Opened on October 1, Mallee is the first drug and alcohol treatment facility for male prisoners in the state and plans to house and support 128 men.
The prison will partner with service providers, Palmerston Association and Wungening Aboriginal Corporation to deliver an alcohol and other drug (AOD) recovery program called The Solid Steps Program.
A culturally safe program, Solid Steps has seen 30 male prisoners already register. Substance addictions have been identified as the core issue in the men’s criminal offending.
The participants will be housed in an individual and specialised area isolated from the mainstream prison which will provide them with intensive counselling and education to support recovery and their return to community.
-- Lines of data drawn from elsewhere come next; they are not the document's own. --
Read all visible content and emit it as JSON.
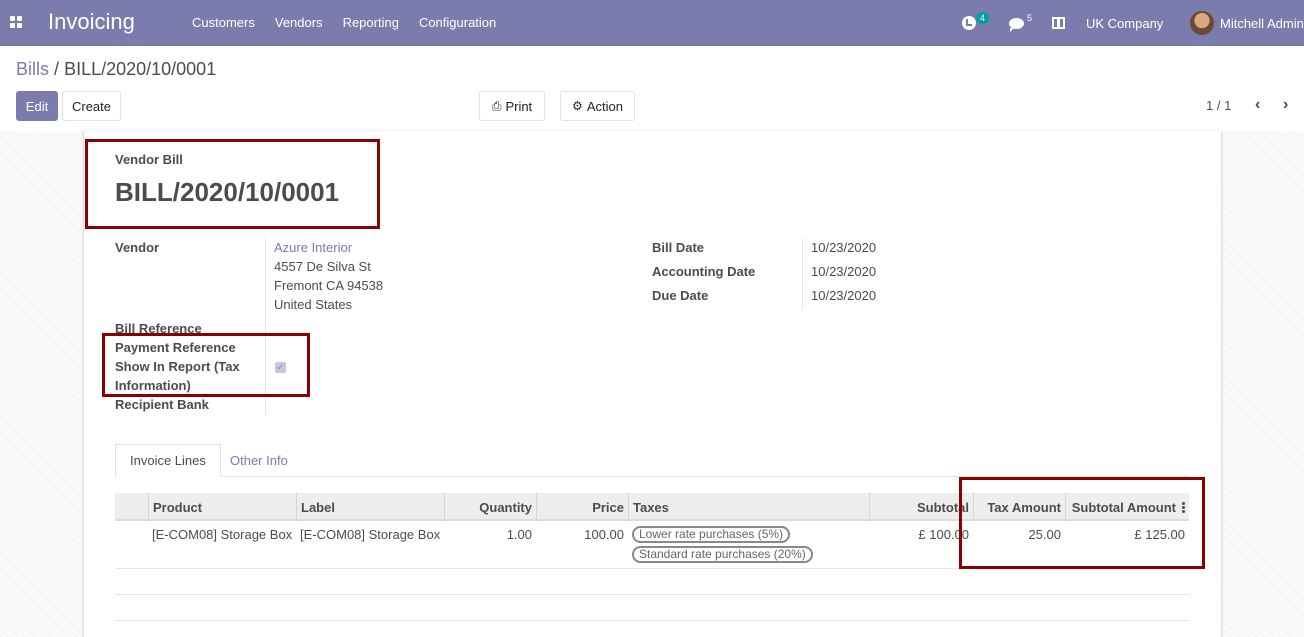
{
  "navbar": {
    "app_title": "Invoicing",
    "menu": [
      "Customers",
      "Vendors",
      "Reporting",
      "Configuration"
    ],
    "activity_count": "4",
    "message_count": "5",
    "company": "UK Company",
    "user": "Mitchell Admin",
    "color": "#7c7bad"
  },
  "breadcrumb": {
    "parent": "Bills",
    "separator": "/",
    "current": "BILL/2020/10/0001"
  },
  "buttons": {
    "edit": "Edit",
    "create": "Create",
    "print": "Print",
    "action": "Action"
  },
  "pager": {
    "value": "1 / 1"
  },
  "form": {
    "doc_type": "Vendor Bill",
    "doc_number": "BILL/2020/10/0001",
    "vendor_label": "Vendor",
    "vendor_name": "Azure Interior",
    "vendor_address": [
      "4557 De Silva St",
      "Fremont CA 94538",
      "United States"
    ],
    "bill_reference_label": "Bill Reference",
    "payment_reference_label": "Payment Reference",
    "show_in_report_label_1": "Show In Report (Tax",
    "show_in_report_label_2": "Information)",
    "show_in_report_checked": true,
    "recipient_bank_label": "Recipient Bank",
    "bill_date_label": "Bill Date",
    "bill_date": "10/23/2020",
    "accounting_date_label": "Accounting Date",
    "accounting_date": "10/23/2020",
    "due_date_label": "Due Date",
    "due_date": "10/23/2020"
  },
  "tabs": [
    "Invoice Lines",
    "Other Info"
  ],
  "table": {
    "columns": [
      "Product",
      "Label",
      "Quantity",
      "Price",
      "Taxes",
      "Subtotal",
      "Tax Amount",
      "Subtotal Amount"
    ],
    "rows": [
      {
        "product": "[E-COM08] Storage Box",
        "label": "[E-COM08] Storage Box",
        "quantity": "1.00",
        "price": "100.00",
        "taxes": [
          "Lower rate purchases (5%)",
          "Standard rate purchases (20%)"
        ],
        "subtotal": "£ 100.00",
        "tax_amount": "25.00",
        "subtotal_amount": "£ 125.00"
      }
    ]
  }
}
The program requires a personal commitment from participants, with regular drug testing and cell searches—breaches of this agreement could affect their place in the program.
Many of the participants have a strong commitment to the program and the potential it gives them.
“I’ve had issues with, obviously, drugs and alcohol in the past. I have younger brothers that are in the system as well so one day I want to be a role model for them and for the wider community,” said one participant.
Another participant’s motivation is his young daughter.
“I’ve had a baby now, my little girl, I want to do the right thing by her so that’s why I’m doing this course. I want to get out and hopefully it will open up different pathways.”
All 30 participants of the program have less than nine months left of their sentence. The program isn’t just a commitment to themselves, but to the communities they will return to.
“This opportunity only comes along in one lifetime; you’ve only got one life to live so grab it by both hands.”
“You’re only going to better yourself and be a much more committed member to the community when you do get released,” said one participant.
Mallee Rehabilitation Centre prison officers have undertaken rigorous AOD training, provided by the Mental Health Commission, to ensure their ability to take on additional roles of case management and emotional wellbeing support.
The program is based on the Wandoo Rehabilitation Prison for Women, which has helped over 100 female offenders overcome substance abuse.
The $22.5 million rehabilitation centre forms part of the McGowan Government’s $244.8 million Methamphetamine Action Plan and the $96.3 million expansion plan for Casuarina Prison.
“The hope is that by addressing an offender’s alcohol and drug addiction it will stop the cycle of addiction-driven offending,” said WA Corrective Services Minister, Francis Logan.
“The treatment program will also extend to the community and offenders will be provided with ongoing support after they have served their prison term or made parole.”